Sir Ian told BBC Radio 4’s Today programme: “This is an unalloyed tragedy, but there are wider implications – how was it for so long, in the National Health Service, that Mr Paterson was allowed to get away with what he was doing?”
He said lessons “must be learned”, adding: “The NHS is fine, but there continue to be dark corners, such as the one we’re exposed to now, where things continue to go wrong.”
He said “a number” of issues need to be looked at, including “the quality of leadership” and “the amount of information which comes out from what people are doing and reaches the board”.
Sir Ian said that while there had been colleagues of Paterson who tried to bring the matter to managers’ attention, there also had to be “a system of confidence and good management of people so they know where to go and feel confident they can do so”.
He stressed that “the welfare and care of patients” was paramount, rather than budgets or “keeping x or y happy”, adding: “The women were central, and that was lost sight of.”
“There are things going wrong in the National Health Service, all the time,” said Sir Ian, though he pointed out this was not unusual for such a large organisation.
“What we have to concentrate upon is stopping them, finding out early and so on. These women have been given a life sentence of anxiety.”
- In 1996, Paterson was suspended by a previous employer, but two years later he was appointed to the Heart of England NHS Trust
- In 2004, an internal report on his conduct made recommendations that were not acted upon, and he continued to operate until mid-2011, the Kennedy report said.

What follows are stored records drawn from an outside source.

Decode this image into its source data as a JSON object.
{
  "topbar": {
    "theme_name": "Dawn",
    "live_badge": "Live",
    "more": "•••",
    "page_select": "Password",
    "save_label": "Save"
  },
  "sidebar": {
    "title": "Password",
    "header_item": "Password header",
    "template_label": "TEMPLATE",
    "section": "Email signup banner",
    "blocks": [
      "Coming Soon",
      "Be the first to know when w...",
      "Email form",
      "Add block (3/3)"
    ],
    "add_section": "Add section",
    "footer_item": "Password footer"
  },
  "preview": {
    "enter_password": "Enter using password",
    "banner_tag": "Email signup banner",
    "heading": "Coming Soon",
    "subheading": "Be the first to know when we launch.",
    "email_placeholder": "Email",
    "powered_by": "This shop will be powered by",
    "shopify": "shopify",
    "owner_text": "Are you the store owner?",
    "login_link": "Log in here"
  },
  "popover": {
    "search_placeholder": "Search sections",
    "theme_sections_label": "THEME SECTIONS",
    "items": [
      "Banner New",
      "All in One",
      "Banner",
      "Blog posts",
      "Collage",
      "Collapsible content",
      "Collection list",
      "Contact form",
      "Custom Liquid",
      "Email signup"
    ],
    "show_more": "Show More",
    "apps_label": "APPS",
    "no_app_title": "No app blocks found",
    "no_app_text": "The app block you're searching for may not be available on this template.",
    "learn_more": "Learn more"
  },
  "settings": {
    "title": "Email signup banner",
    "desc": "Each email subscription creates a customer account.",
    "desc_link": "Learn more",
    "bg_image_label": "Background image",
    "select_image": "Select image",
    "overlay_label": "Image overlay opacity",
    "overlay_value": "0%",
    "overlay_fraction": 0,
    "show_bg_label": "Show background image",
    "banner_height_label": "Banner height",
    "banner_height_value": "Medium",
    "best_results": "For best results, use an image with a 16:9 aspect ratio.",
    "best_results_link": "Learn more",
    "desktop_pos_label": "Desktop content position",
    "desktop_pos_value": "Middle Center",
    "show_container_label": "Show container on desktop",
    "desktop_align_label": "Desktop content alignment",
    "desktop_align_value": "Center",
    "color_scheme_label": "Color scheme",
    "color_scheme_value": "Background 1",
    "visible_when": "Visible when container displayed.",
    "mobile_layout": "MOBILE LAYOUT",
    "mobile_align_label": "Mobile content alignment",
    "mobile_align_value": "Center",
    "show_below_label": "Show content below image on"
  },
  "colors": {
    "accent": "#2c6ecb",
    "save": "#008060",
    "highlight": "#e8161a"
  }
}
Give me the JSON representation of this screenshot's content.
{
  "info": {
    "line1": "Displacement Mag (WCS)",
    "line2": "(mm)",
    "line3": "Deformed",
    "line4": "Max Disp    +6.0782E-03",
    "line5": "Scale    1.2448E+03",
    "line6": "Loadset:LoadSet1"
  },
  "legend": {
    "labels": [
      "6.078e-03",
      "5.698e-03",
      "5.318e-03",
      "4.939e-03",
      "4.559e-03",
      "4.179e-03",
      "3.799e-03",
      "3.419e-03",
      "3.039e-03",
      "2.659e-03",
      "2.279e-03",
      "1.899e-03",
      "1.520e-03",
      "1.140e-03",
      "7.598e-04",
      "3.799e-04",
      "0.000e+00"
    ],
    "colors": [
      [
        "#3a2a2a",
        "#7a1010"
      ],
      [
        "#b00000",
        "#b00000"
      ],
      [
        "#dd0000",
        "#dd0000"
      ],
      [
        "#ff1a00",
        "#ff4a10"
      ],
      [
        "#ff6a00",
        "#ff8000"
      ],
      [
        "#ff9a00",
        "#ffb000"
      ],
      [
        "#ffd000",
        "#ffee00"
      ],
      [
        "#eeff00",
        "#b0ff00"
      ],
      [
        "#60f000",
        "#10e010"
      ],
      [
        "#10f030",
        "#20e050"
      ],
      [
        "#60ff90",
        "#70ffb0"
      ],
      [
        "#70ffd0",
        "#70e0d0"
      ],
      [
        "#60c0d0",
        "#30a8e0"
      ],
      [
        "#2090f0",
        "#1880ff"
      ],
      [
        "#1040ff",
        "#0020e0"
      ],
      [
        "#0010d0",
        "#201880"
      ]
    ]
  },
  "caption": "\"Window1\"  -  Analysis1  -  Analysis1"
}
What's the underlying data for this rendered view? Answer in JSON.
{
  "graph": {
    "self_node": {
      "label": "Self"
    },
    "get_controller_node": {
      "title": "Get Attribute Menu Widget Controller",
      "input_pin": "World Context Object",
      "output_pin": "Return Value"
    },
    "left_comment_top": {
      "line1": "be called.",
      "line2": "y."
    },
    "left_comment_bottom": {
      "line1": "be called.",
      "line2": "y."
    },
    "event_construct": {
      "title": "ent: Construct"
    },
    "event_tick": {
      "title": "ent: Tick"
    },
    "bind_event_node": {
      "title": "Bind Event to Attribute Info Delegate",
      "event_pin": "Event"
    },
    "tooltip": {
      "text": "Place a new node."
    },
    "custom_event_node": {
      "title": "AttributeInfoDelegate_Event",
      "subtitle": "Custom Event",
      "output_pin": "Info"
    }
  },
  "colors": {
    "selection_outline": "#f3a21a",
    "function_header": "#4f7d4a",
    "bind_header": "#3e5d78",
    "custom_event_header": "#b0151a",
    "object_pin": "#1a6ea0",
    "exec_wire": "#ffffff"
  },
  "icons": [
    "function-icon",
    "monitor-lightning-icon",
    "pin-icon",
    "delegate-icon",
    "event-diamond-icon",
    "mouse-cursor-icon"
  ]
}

He was eventually excluded by the trust and 642 patients were recalled
- In 2012 he was suspended by the regulator the General Medical Council
He said it was important to “stand up to charismatic, powerful, apparently good-performing professionals”.
“Lots of people in the National Health Service do the easy job – they work around them. ‘Oh yes, he’s difficult, we’ll try another route’.
“That doesn’t speak to the interests of patients.”
In total, Paterson operated on 4,424 people, although he treated thousands more privately.
Emma Doughty, clinical negligence solicitor for Slater and Gordon, said the true number of Paterson’s victims was hard to gauge.
“Although we have seen hundreds of claimants, God knows how many this actually affects,” she said.
“There are hundreds if not thousands of claimants (between various law firms) and then we have got to think about people who haven’t come forward, people who have died and so on.
“It’s on a huge scale.”
Spire Healthcare, which runs the hospitals at Little Aston and Parkway, said: “What Mr Paterson did in our hospitals, in other private hospitals and in the NHS, absolutely should not have happened and today justice has been done.
“We would like to reiterate how truly sorry we are for the distress experienced by any patients affected by this case.”
Heart of England NHS Trust said: “We welcome the verdict and appreciate the distress caused to Ian Paterson’s patients and families.”